If Robinhood can make this highwire act work, it might be able to grab enough market share and grow its deposit base fast enough that it becomes a super-attractive acquisition target before it becomes too obvious that a 3% annual rate is cripplingly unsustainable when you're not charging fees but are allowing adult children to trade crypto and pot stocks on your platform. Remember how we said that the top 15 banks hold the majority of all deposits in the US? Well, as of March, Goldman was number 15 on that list, a mere $2 billion in front of Morgan Stanley, putting Goldman on the ass end of the deposit power pack with its fiercest rival nipping away at its heels.
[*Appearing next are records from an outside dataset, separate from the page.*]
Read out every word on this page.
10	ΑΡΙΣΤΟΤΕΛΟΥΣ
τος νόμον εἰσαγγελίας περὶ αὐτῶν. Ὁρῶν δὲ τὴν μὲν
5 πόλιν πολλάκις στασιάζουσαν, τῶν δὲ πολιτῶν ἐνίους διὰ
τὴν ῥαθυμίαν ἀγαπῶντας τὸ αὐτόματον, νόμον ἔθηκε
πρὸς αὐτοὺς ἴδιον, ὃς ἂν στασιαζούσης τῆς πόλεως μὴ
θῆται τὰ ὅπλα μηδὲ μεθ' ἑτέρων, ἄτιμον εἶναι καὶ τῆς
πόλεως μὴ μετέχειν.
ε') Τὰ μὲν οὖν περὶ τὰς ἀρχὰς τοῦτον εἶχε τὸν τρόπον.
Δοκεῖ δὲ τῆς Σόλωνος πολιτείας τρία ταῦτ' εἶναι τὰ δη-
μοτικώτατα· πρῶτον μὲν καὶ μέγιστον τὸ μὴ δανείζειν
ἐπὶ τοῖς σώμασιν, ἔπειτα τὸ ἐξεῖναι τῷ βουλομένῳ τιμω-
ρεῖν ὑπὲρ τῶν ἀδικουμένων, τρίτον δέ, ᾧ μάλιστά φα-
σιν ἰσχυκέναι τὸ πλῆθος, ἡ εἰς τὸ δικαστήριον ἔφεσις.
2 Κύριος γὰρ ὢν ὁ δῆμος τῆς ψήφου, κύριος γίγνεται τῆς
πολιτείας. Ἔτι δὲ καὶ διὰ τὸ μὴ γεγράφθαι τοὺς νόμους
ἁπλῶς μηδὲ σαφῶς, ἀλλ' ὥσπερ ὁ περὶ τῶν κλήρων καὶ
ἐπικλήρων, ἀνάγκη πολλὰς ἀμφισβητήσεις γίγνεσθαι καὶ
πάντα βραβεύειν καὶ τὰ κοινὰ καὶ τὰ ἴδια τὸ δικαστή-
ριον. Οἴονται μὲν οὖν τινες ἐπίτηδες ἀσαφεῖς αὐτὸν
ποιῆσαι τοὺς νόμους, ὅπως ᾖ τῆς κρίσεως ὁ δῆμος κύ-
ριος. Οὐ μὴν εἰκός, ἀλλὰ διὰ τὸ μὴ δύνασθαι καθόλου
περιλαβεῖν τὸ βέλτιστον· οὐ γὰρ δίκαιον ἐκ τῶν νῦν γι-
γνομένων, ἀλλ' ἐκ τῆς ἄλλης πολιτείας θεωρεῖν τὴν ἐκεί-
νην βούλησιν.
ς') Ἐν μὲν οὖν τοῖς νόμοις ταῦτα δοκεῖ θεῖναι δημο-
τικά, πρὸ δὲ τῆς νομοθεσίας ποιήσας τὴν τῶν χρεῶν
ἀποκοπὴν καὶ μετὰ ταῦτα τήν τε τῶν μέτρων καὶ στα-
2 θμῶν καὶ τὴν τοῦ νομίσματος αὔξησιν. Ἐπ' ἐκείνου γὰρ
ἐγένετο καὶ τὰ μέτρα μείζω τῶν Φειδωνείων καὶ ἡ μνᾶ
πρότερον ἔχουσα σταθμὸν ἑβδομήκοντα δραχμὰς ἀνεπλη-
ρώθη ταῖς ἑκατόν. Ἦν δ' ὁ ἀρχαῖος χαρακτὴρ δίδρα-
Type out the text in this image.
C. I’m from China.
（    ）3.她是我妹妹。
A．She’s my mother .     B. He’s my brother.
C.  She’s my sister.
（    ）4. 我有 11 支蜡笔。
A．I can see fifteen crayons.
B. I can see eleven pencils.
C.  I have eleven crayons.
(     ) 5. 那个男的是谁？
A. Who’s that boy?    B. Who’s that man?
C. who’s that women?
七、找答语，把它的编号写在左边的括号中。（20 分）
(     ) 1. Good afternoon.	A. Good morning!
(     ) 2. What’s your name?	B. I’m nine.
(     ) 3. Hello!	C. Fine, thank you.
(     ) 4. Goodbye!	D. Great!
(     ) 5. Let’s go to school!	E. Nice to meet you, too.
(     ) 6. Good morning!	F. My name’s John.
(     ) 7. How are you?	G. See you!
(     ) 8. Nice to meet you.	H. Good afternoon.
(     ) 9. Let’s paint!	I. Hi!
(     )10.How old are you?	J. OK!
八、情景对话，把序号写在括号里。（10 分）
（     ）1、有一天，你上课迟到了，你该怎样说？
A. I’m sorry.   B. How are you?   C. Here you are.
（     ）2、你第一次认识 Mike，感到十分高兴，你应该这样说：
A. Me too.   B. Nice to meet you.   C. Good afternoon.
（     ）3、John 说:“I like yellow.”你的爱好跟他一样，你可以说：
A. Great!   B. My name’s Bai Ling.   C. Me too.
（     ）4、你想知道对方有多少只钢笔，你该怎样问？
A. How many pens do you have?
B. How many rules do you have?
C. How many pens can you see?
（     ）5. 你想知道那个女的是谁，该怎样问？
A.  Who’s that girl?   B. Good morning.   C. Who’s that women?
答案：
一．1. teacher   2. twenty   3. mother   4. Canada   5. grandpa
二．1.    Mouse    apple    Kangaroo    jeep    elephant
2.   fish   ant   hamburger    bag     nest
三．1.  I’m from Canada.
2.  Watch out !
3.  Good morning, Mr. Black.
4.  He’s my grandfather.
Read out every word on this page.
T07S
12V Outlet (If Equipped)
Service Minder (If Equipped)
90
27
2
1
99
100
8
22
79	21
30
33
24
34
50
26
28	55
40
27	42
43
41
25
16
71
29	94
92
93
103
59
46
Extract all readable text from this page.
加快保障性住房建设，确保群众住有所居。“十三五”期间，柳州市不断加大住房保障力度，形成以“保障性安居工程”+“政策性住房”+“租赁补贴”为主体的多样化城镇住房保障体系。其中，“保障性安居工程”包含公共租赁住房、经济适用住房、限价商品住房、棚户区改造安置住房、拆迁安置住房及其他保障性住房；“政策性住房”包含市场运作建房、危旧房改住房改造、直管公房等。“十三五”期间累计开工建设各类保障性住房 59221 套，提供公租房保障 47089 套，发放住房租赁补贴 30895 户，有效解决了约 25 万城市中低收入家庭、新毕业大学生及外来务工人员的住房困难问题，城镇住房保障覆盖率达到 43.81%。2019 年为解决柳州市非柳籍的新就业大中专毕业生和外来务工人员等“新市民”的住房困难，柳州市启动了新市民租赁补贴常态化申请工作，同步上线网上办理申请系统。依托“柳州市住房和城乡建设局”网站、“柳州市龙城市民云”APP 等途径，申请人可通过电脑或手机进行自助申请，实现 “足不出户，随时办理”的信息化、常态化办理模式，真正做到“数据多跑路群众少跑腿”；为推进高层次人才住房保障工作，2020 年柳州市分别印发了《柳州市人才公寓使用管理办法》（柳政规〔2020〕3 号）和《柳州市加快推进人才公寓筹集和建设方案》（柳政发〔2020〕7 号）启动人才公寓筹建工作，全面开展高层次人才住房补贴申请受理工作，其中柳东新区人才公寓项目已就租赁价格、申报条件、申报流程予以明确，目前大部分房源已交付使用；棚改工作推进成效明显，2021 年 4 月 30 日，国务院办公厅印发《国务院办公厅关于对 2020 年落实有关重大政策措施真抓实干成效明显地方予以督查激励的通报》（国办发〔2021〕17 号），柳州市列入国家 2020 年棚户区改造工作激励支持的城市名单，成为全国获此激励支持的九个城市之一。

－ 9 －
Goldman has been pretty unsubtle that it wants -and maybe needs- to make Marcus into something, so what's preventing a reality in which Robinhood manages to pull down $10-20 billion in savings deposits over the next three quarters [stranger things have happened], making it a relevant and enticing option for Scherr to pitch as an acquisition? Adding Robinhood's cash to Marcus' growth [we would assume that Robinhood's burn rate would provide a discount on the purchase price] would put Morgan Stanley in the dust and push Goldman towards competition with consumer finance rivals like Schwab and SunTrust.
And then there's the fact that Goldman would be getting Millennial money. We all know how obsessed the dads at 200 West are with the youths, so putting a ton of their money and attention into Marcus would be a backdoor way of invigorating a confusing brand with literal young money. It's also worth considering what Goldman tech guru Marty Chavez could do with Robinhood's trading platform, and the data it has on its more than 3 million users.
Obviously, this is all batshit contemporaneous thinking, but we're old now and watching a trading app offer kids 3% annual on an essentially uninsured savings account makes us think crazy things.